Step 4: Configure and Enable Related Checks

Creating and enabling an alert model
SecMaster provides preconfigured security analysis models based on application, network, and host security data to automatically aggregate, analyze, and report alerts.

Aggregating and analyzing alerts through models cut the false positive rate and make on-duty personnel respond more efficiently. You can also adjust models in different scenarios to filter out false alerts as many as possible.

For the first workspace in each region, SecMaster automatically enables some preconfigured models. For non-first workspaces in each region, you need to enable preconfigured models manually and create custom alert models to meet your operation needs.

To use preconfigured models that have not been enabled by SecMaster, you can create custom models from model templates by referring to the following steps:
1. In the navigation pane on the left, choose Threat Operations > Intelligent Modeling, and select the Model Templates tab.
  Figure 6 Model Templates tab
2. In the model template list, locate the target model template and click Details in the Operation column. On the template details panel displayed on the right, click Create Model in the lower right corner.
3. On the Create Alert Model page, configure basic information.
  - Pipeline Name: Select a pipeline for the alert model. You can select a pipeline based on the Usage constraints in the description.
    Figure 7 Obtaining a pipeline name
  - Retain default values of other parameters.
4. Complete all settings and click Next in the lower right corner of the page. The page for setting the model logic is displayed.
5. Set the model logic. You are advised to retain the default value.
6. Complete all settings and click Next in the lower right corner of the page.
7. Review all settings and click OK in the lower right corner of the page.
8. Repeat 2 to 7 to create alert models with other templates.
Enabling a playbook
SecMaster provides response playbooks for cloud security incidents. You can use playbooks to implement efficient and automatic response to security incidents.

For the first workspace in each region, SecMaster enables preconfigured workflows as well as the most commonly used playbooks. You can use them directly. For non-first workspaces in each region, you need to manually enable playbooks to meet your security operations needs.

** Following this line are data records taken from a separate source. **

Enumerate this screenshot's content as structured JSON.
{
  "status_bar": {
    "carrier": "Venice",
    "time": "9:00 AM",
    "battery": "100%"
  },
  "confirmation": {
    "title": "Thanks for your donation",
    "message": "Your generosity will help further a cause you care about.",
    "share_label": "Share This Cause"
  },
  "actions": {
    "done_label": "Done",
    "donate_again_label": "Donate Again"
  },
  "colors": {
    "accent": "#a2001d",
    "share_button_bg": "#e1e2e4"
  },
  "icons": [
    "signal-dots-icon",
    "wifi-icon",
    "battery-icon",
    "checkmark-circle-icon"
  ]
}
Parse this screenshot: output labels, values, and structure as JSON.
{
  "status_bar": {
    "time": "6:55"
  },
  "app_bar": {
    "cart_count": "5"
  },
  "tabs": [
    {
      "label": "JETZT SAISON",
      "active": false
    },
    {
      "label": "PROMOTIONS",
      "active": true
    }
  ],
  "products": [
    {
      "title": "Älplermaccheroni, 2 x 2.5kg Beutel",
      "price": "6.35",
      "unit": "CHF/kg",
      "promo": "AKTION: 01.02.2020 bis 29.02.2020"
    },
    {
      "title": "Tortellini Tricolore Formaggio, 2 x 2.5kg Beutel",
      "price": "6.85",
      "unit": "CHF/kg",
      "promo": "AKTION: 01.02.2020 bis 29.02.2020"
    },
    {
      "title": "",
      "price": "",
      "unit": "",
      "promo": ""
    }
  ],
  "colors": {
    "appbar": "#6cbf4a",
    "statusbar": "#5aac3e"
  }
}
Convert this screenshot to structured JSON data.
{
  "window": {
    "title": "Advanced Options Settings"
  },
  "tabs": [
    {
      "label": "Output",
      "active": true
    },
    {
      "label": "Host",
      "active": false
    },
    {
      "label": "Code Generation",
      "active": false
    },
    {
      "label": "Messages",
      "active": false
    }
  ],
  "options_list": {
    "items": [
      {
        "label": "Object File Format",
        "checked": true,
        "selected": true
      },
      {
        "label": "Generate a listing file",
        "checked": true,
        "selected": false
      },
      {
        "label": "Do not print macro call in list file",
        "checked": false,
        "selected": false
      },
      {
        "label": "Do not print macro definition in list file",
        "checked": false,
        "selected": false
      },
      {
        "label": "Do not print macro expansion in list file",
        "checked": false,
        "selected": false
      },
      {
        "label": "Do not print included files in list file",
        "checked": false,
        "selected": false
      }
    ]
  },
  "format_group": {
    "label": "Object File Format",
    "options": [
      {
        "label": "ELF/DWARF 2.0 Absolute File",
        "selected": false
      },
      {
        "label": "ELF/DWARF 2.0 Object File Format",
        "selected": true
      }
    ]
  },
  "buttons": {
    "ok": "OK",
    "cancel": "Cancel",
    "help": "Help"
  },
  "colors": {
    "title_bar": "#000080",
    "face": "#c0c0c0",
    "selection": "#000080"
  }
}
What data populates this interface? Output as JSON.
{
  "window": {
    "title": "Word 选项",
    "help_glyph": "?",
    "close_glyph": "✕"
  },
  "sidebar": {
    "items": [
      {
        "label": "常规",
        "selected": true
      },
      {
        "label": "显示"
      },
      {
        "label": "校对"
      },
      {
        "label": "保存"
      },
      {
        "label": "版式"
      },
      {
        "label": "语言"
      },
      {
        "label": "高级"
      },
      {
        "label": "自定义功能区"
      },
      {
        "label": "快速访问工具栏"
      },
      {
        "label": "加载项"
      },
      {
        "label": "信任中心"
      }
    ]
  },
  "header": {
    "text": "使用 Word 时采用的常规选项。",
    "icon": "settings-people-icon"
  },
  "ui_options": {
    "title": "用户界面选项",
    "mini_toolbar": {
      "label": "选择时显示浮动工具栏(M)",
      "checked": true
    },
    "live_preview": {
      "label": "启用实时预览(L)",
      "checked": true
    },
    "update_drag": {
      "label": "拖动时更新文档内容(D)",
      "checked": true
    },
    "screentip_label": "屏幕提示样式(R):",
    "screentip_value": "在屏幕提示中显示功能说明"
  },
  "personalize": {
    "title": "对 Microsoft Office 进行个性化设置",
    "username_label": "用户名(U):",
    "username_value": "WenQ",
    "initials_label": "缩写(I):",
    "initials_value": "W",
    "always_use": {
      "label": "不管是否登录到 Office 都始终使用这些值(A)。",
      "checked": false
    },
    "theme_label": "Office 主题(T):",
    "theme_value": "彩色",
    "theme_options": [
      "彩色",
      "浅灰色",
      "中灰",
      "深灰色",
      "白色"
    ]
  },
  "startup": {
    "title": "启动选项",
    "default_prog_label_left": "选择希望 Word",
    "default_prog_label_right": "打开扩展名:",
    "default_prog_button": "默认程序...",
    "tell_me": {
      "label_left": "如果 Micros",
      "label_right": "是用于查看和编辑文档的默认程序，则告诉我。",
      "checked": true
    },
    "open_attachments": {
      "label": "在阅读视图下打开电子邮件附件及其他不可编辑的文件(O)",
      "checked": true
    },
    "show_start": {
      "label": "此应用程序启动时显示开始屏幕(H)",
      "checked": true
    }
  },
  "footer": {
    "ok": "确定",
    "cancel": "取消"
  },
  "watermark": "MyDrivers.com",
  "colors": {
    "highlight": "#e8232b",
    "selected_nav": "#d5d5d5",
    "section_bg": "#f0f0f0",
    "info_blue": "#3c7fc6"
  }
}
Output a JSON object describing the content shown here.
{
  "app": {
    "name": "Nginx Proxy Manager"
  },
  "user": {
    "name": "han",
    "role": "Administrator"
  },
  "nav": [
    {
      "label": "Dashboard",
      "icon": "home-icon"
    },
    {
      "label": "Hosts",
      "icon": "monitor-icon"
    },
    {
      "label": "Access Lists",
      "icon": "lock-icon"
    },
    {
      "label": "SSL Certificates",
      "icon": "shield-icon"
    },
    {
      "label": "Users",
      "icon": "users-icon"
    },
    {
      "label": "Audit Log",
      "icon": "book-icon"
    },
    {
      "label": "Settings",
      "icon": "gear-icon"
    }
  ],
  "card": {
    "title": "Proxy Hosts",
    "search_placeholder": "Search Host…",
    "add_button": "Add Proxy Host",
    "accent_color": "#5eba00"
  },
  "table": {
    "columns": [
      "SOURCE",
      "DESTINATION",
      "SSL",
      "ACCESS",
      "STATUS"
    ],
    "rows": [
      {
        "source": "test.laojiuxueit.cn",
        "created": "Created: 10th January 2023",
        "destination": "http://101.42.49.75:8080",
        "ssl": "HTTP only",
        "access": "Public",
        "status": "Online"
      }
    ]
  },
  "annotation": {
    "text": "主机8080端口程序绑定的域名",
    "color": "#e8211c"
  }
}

You can follow the following procedure to enable other playbooks:
1. In the navigation pane on the left, choose Security Orchestration > Playbooks.
  Figure 8 Accessing the Playbooks tab
2. On the Playbooks tab, locate the target playbook and click Enable in the Operation column.
3. In the displayed dialog box, select version v1 and click OK.
Conducting a baseline inspection
After enabling access to security data, you can check key configuration items of cloud assets in accordance with appliable baseline inspection standards. SecMaster can scan cloud services for risks in key configuration items, report scan results by category, generate alerts for risky settings, and provide hardening suggestions and guidelines. The baseline inspection supports periodic and immediate checks.
- Periodic check: SecMaster periodically executes the default check plan or the check plans you configure.
- Immediate check: You can start check items in all security standards or a specific check plan anytime.
The following describes how to start an immediate check for check items in a compliance pack.
1. In the navigation pane on the left, choose Risk Prevention > Baseline Inspection.
  Figure 9 Accessing the check result page
2. On the Check Result page, click Check Now. In the dialog box displayed, click OK.
  Refresh the page. To check whether the displayed result is the latest, click View Details in the Operation column and check the time in Latest Check.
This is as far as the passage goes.